When a woman is pregnant, she shares everything with her baby. Any vaccine a woman gets is not only protecting her, but is giving the baby some early protection. A woman should get a flu shot and whooping cough vaccine, also called Tdap.
Whooping cough can be serious for anyone, but for a newborn, it can be life-threatening. Up to 20 babies die each year in the United States due to whooping cough. About half of babies younger than one year old who get whooping cough need treatment in the hospital.
The younger the baby is when he or she gets whooping cough, the more likely he or she will need to be treated in a hospital. It may be hard to know if a baby has whooping cough because many babies with this disease don’t cough. Instead, it can cause them to stop breathing and turn blue.
When a woman gets the whooping cough vaccine during pregnancy, her body will create protective antibodies and pass some of them to the baby before birth. These antibodies will provide the baby with some short-term, early protection against whooping cough.
Changes in the immune, heart, and lung functions during pregnancy make it more likely to get seriously ill from the flu. Catching the flu also increases a woman’s chances for serious problems for a developing baby, including premature labor and delivery. A flu shot protects a baby for several months after birth from flu-related complications.
An ob-gyn or midwife may recommend a woman receive some vaccines right after giving birth. Postpartum vaccination will help protect from getting sick and passes some antibodies to the baby through breastmilk.

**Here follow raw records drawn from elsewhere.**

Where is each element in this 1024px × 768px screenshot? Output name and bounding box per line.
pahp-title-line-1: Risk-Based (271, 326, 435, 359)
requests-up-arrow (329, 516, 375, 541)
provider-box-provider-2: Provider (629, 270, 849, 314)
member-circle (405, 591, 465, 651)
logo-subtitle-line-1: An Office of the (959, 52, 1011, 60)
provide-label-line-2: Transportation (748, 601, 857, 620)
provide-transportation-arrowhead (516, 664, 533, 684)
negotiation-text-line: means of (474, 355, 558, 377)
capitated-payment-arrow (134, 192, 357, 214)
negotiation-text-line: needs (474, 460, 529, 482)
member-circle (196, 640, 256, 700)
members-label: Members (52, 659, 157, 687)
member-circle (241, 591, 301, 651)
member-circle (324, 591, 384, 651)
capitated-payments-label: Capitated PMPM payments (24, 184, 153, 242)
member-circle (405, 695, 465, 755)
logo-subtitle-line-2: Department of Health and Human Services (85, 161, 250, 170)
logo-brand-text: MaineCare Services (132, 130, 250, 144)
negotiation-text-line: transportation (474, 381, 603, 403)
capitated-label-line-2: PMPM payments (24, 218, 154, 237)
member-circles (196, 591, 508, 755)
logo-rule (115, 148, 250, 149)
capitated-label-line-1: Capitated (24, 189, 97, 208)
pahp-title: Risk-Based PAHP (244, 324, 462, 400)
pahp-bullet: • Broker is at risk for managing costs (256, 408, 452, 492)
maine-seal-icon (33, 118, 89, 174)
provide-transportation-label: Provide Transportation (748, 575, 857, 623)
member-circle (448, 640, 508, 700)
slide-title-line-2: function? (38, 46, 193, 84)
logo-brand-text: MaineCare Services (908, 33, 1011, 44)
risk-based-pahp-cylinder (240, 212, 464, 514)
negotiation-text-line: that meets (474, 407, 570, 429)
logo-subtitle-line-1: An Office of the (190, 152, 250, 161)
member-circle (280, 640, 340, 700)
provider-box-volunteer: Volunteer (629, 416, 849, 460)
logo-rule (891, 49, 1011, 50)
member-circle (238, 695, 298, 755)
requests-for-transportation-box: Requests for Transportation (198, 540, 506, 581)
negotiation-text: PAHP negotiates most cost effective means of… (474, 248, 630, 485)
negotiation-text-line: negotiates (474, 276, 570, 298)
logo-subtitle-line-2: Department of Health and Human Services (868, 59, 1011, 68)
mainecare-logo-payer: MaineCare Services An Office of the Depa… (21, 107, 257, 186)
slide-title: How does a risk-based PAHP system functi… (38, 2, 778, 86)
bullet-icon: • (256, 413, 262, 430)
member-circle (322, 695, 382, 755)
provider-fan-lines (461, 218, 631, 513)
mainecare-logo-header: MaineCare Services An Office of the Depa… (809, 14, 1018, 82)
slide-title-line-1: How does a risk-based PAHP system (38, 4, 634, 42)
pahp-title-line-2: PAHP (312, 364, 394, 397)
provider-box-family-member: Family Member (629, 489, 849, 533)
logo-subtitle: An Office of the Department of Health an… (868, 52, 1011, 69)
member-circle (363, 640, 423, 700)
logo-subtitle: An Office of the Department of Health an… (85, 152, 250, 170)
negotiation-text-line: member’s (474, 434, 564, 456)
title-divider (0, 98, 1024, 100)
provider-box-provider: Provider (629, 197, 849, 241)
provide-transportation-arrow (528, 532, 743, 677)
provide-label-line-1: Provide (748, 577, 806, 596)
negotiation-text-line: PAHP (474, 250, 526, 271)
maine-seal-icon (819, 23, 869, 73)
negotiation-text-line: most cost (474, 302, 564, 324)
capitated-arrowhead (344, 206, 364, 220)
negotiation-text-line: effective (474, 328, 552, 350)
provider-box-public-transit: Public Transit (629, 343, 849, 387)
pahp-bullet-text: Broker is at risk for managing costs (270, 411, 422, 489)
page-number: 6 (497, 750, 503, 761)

Vaccination after pregnancy is especially important for those who did not receive certain vaccines before or during your pregnancy.
The baby will also get his or her own vaccines to protect against serious childhood diseases. Learn more about CDC’s recommended immunization schedule for children and the diseases vaccines can prevent at www.cdc.gov/vaccines/parents/.
INKeep in mind that many diseases rarely seen in the United States are still common in other parts of the world. Talk to an ob-gyn or midwife about vaccines if international travel during pregnancy is planned. More information is available at www.cdc.gov/travel/.
Even before becoming pregnant, it’s important to stay up-to-date on all vaccines. This will maximize protection for mom and baby. For example, rubella is a contagious disease that can be very dangerous if contracted during pregnancy. In fact, it can cause a miscarriage or serious birth defects. The best protection against rubella is MMR (measles-mumps-rubella) vaccine.
A pre-pregnancy blood test will show any immunity to rubella. Most women were vaccinated as children with the MMR vaccine, but confirm this with a doctor. For women without the vaccine should avoid becoming pregnant until one month after receiving the MMR vaccine. Ideally, they should wait until after immunity is confirmed by a blood test.
CDC has guidelines for the vaccines needed before, during, and after pregnancy. Resources are available at CDC.gov.